Image by mondisso on www.pixabay.com
William Rudrow Fairholm - civil war & illness
William Rudrow Fairholm of the New Jersey 1 branch enlisted as a private in the 48th Regiment of Indiana Infantry on 5 September 1862 for a period of three years. This was during the American Civil War, a war that lasted from 1861 to 1865. He was eighteen years and ten months old. It was necessary for his parents to give their consent because he was classified as a minor.
The standard form used to register his examination as being suitable to enlist exists and it has some interesting questions about his physical health, including:
Have you ever received an injury or wound upon the head?
Are you in the habit of drinking? Or have you ever had the horrors?
Are you subject to the piles?
William answered ‘no’ to these and the other questions, apart from the one about vaccination against small pox.
He served at the regimental headquarters and later was the orderly for Adjutant Stanfield.

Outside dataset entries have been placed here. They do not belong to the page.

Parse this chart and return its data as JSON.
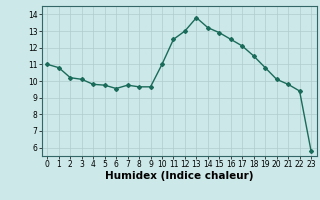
{
  "x": [
    0,
    1,
    2,
    3,
    4,
    5,
    6,
    7,
    8,
    9,
    10,
    11,
    12,
    13,
    14,
    15,
    16,
    17,
    18,
    19,
    20,
    21,
    22,
    23
  ],
  "y": [
    11.0,
    10.8,
    10.2,
    10.1,
    9.8,
    9.75,
    9.55,
    9.75,
    9.65,
    9.65,
    11.0,
    12.5,
    13.0,
    13.8,
    13.2,
    12.9,
    12.5,
    12.1,
    11.5,
    10.8,
    10.1,
    9.8,
    9.4,
    5.8
  ],
  "line_color": "#1a6b5a",
  "marker": "D",
  "marker_size": 2.0,
  "bg_color": "#cce8e8",
  "grid_color": "#b0cccc",
  "xlabel": "Humidex (Indice chaleur)",
  "ylim": [
    5.5,
    14.5
  ],
  "xlim": [
    -0.5,
    23.5
  ],
  "yticks": [
    6,
    7,
    8,
    9,
    10,
    11,
    12,
    13,
    14
  ],
  "xticks": [
    0,
    1,
    2,
    3,
    4,
    5,
    6,
    7,
    8,
    9,
    10,
    11,
    12,
    13,
    14,
    15,
    16,
    17,
    18,
    19,
    20,
    21,
    22,
    23
  ],
  "xtick_labels": [
    "0",
    "1",
    "2",
    "3",
    "4",
    "5",
    "6",
    "7",
    "8",
    "9",
    "10",
    "11",
    "12",
    "13",
    "14",
    "15",
    "16",
    "17",
    "18",
    "19",
    "20",
    "21",
    "22",
    "23"
  ],
  "ytick_labels": [
    "6",
    "7",
    "8",
    "9",
    "10",
    "11",
    "12",
    "13",
    "14"
  ],
  "tick_fontsize": 5.5,
  "xlabel_fontsize": 7.5,
  "xlabel_fontweight": "bold",
  "linewidth": 1.0
}
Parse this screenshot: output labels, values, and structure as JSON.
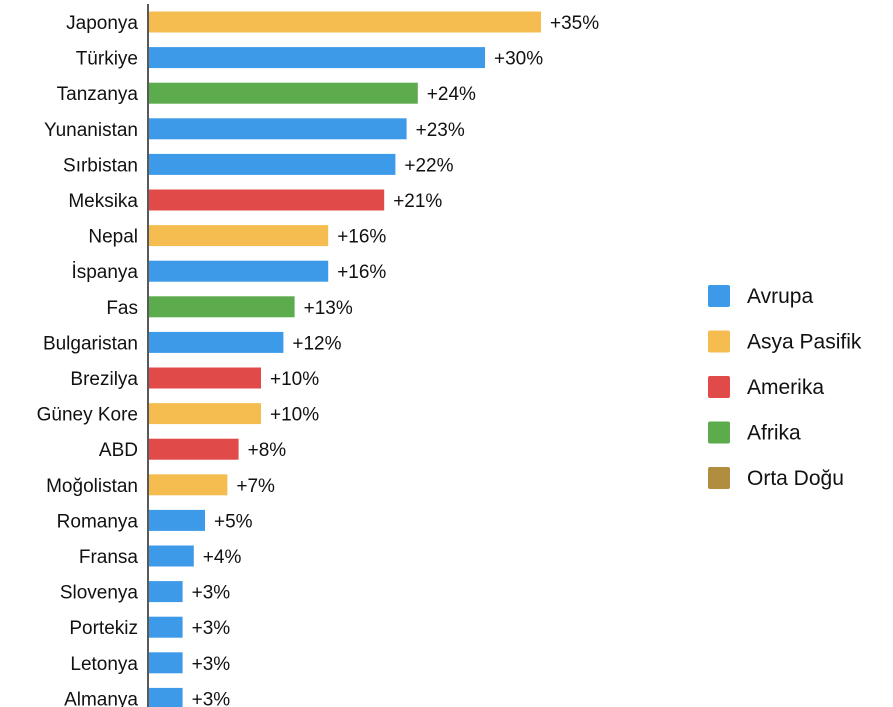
{
  "chart_data": {
    "type": "bar",
    "orientation": "horizontal",
    "categories": [
      "Japonya",
      "Türkiye",
      "Tanzanya",
      "Yunanistan",
      "Sırbistan",
      "Meksika",
      "Nepal",
      "İspanya",
      "Fas",
      "Bulgaristan",
      "Brezilya",
      "Güney Kore",
      "ABD",
      "Moğolistan",
      "Romanya",
      "Fransa",
      "Slovenya",
      "Portekiz",
      "Letonya",
      "Almanya"
    ],
    "values": [
      35,
      30,
      24,
      23,
      22,
      21,
      16,
      16,
      13,
      12,
      10,
      10,
      8,
      7,
      5,
      4,
      3,
      3,
      3,
      3
    ],
    "value_labels": [
      "+35%",
      "+30%",
      "+24%",
      "+23%",
      "+22%",
      "+21%",
      "+16%",
      "+16%",
      "+13%",
      "+12%",
      "+10%",
      "+10%",
      "+8%",
      "+7%",
      "+5%",
      "+4%",
      "+3%",
      "+3%",
      "+3%",
      "+3%"
    ],
    "regions": [
      "Asya Pasifik",
      "Avrupa",
      "Afrika",
      "Avrupa",
      "Avrupa",
      "Amerika",
      "Asya Pasifik",
      "Avrupa",
      "Afrika",
      "Avrupa",
      "Amerika",
      "Asya Pasifik",
      "Amerika",
      "Asya Pasifik",
      "Avrupa",
      "Avrupa",
      "Avrupa",
      "Avrupa",
      "Avrupa",
      "Avrupa"
    ],
    "legend": [
      {
        "name": "Avrupa",
        "color": "#3d9ae8"
      },
      {
        "name": "Asya Pasifik",
        "color": "#f5bd4f"
      },
      {
        "name": "Amerika",
        "color": "#e04a48"
      },
      {
        "name": "Afrika",
        "color": "#5cab4c"
      },
      {
        "name": "Orta Doğu",
        "color": "#b08d3f"
      }
    ],
    "legend_position": "right",
    "xlim": [
      0,
      35
    ],
    "grid": false
  }
}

During William’s service his regiment participated in the battle of Iuka (September 1862), the second battle of Corinth (October 1862), and engagements at Forty Hills, Raymond, Jackson and Champion's Hill. It took part in the assault of Vicksburg on 22 May 1862. It is not clear what role William had in any of these battles.
William was discharged in August 1863 at Vicksburg, Mississippi on the grounds of “disability”. The disability was chronic diarrhoea “of which he has suffered much” according to his certificate of discharge. Diseases of this sort were very common amongst both armies in the war due to the conditions in which the soldiers lived and the limited medical awareness of the causes of many diseases.
According to an article on PubMed Central of the National Library of Medicine “The most common sickness among the soldiers was gastrointestinal disorders. There were 711 cases per 1000 soldiers per year… The mortality rate of acute diarrhea and dysentery was 3 to 17 per 1000 per year, while that of chronic diarrhea and dysentery was 126 to 162 per 1000 per year…”
It is not known if William received any treatment for his condition, but mercurous chloride was used to alleviate diarrhoea. Mercury used in this way could have serious side effects, including the loss of teeth and gangrene.
Despite serving for only a short time during the civil war William was approved for a pension.
The information for this item is from William’s military records, civilwarindex.com and PubMed Central - which includes data from Doctors in Blue: The Medical History of the Union Army in the Civil War (GW Adams) and Civil War Medicine: Challenges and Triumphs (AJ Bollet).